Excerpts from the article “Attune” by Timothy Morton. In Veer Ecology.


Since a thing cannot be known directly or totally, one can only attune to it, with greater or lesser degrees of intimacy. This is not a “merely” aesthetic approach to a basically blank extensional substance. Since appearance can't be peeled decisively from the reality of a thing, attunement is a living, dynamic relation with another being. The ecological space of attunement is a space of veering, because rigid differences between active and passive, straight and curved, become impossible to maintain.

[…]

We have recently rediscovered attunement, which is unsurprising, as we have recently rediscovered non-human beings outside the flattening, reifying concept of nature, which almost seems to have been designed to dampen our awareness of attunement space, perhaps just as the “well-tempered” keyboard is designed to reduce the spectral harmonics that haunt a sound owing to its necessary physical embodiment: there is no sound as such, no pure tones, only the sound of a string, the sound of a sine wave generator.

[…]

When we study attunement, we study something that has always been there: ecological intimacy, which is to say intimacy between humans and nonhumans, violently repressed with violent results.

[…]

We spent all this time tuning the world to anthropocenic tones, then delimiting attunement space.

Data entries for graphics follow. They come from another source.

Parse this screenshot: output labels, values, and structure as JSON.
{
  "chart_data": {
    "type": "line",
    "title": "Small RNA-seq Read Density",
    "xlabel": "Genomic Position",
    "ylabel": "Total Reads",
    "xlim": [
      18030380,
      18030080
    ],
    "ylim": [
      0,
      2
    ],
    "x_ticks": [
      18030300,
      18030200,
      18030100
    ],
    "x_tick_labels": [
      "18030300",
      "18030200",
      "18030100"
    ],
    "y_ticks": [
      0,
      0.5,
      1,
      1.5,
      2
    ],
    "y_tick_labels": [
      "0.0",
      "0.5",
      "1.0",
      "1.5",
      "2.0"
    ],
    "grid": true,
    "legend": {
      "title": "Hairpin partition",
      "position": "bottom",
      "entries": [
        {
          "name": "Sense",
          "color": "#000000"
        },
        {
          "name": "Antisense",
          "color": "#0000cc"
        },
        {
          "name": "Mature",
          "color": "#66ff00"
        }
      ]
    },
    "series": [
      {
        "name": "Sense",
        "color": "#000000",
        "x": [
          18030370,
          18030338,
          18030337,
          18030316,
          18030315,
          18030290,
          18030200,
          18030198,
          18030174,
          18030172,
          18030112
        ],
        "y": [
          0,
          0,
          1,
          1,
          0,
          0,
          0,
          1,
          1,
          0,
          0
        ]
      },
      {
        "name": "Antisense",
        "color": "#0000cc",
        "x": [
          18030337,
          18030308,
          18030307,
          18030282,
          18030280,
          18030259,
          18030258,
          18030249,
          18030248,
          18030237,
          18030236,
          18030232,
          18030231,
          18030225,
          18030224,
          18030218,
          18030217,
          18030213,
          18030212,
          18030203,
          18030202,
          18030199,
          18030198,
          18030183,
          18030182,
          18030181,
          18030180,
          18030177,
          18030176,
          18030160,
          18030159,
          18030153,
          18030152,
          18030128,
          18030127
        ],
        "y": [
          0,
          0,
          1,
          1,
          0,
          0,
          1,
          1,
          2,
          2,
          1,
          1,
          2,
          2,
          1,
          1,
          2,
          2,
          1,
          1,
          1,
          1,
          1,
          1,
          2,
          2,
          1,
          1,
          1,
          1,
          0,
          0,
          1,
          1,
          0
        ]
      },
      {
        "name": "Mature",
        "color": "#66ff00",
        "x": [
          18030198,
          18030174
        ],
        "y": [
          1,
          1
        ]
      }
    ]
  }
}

We might have to teach birds to tune to wind turbines, and this will be a drag. We want to be comfy in our unwavering, thanatological world.

[…]

I am playing a tune called myself to which you are attuning, but which is itself attuned to you, so that we have an asymmetrical chiasmus between myself and me, between me and you.

[…]

Attunement is the feeling of an object's power over me —I am being dragged by its tractor beam into its orbit.

[…]

Hearing is a chiasmic crisscross between sounds emitted by my ear and pressure waves perturbing the ear's liquids from the outside. The not-me beckons, making me hesitate. Come.